Vos héritiers sont-ils soumis à des taux de droits de succession élevés (applicables entre frères/sœurs, autres membres de la famille ou tiers) ? Un legs en duo vous permet de réduire la pression fiscale tout en soutenant une bonne cause. En optant pour un legs en duo, d’une part, une partie de votre succession profite à une œuvre caritative et, d’autre part, les héritiers ou légataires co-bénéficiaires recueillent davantage. Pour les habitants de la Région flamande qui ont inclus un legs en duo dans leur testament, nous conseillons de faire réexaminer le testament par un notaire. L’avantage fiscal qui pouvait être réalisé grâce à un legs en duo en Région flamande a en effet été supprimé depuis le 1er juillet 2021.

Vous êtes cohabitant ou conjoint (marié(e))

Vous pouvez établir votre testament selon vos propres souhaits. La quotité disponible dépend (a) de votre mode de vie commune et (b) que vous ayez ou non des enfants.

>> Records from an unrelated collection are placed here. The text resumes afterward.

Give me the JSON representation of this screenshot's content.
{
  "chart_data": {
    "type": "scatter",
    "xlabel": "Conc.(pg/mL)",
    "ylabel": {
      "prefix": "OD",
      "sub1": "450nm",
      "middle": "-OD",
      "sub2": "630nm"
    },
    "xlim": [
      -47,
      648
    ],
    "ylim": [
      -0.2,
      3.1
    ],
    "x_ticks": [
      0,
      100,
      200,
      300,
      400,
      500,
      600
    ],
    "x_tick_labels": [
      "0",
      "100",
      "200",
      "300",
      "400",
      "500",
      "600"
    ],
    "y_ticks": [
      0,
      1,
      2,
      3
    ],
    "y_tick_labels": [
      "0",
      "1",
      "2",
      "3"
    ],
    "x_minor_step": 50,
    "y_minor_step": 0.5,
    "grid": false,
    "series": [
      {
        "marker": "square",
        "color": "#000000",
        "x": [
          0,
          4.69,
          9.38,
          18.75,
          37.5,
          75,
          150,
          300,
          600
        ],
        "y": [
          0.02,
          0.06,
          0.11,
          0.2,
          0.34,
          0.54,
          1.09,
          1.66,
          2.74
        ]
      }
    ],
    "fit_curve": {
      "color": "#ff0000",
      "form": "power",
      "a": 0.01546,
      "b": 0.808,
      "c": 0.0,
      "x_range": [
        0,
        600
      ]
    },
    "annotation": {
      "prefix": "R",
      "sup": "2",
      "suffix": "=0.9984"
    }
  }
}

(a) Le cohabitant survivant n’a pas droit à une réserve héréditaire. Seul le conjoint survivant dispose d’une telle réserve dans la succession du défunt, à savoir l’usufruit sur la moitié de la succession avec comme minimum l’usufruit de l’habitation familiale et des meubles meublants.

(b) La réserve des enfants s’élève à la moitié du patrimoine reconstitué au moment du décès, quel que soit le nombre d’enfants.

Vous souhaitez favoriser davantage votre partenaire

  • Réfléchissez au sort de l’habitation familiale

Dans le cadre d’une planification successorale, il convient de se demander si la loi protège suffisamment le partenaire survivant, notamment en ce qui concerne l’habitation familiale.

Le partenaire survivant dispose-t-il encore d’une jouissance paisible de l’habitation familiale suite au décès du prémourant ? Peut-il encore décider de manière autonome de vendre l’habitation familiale ?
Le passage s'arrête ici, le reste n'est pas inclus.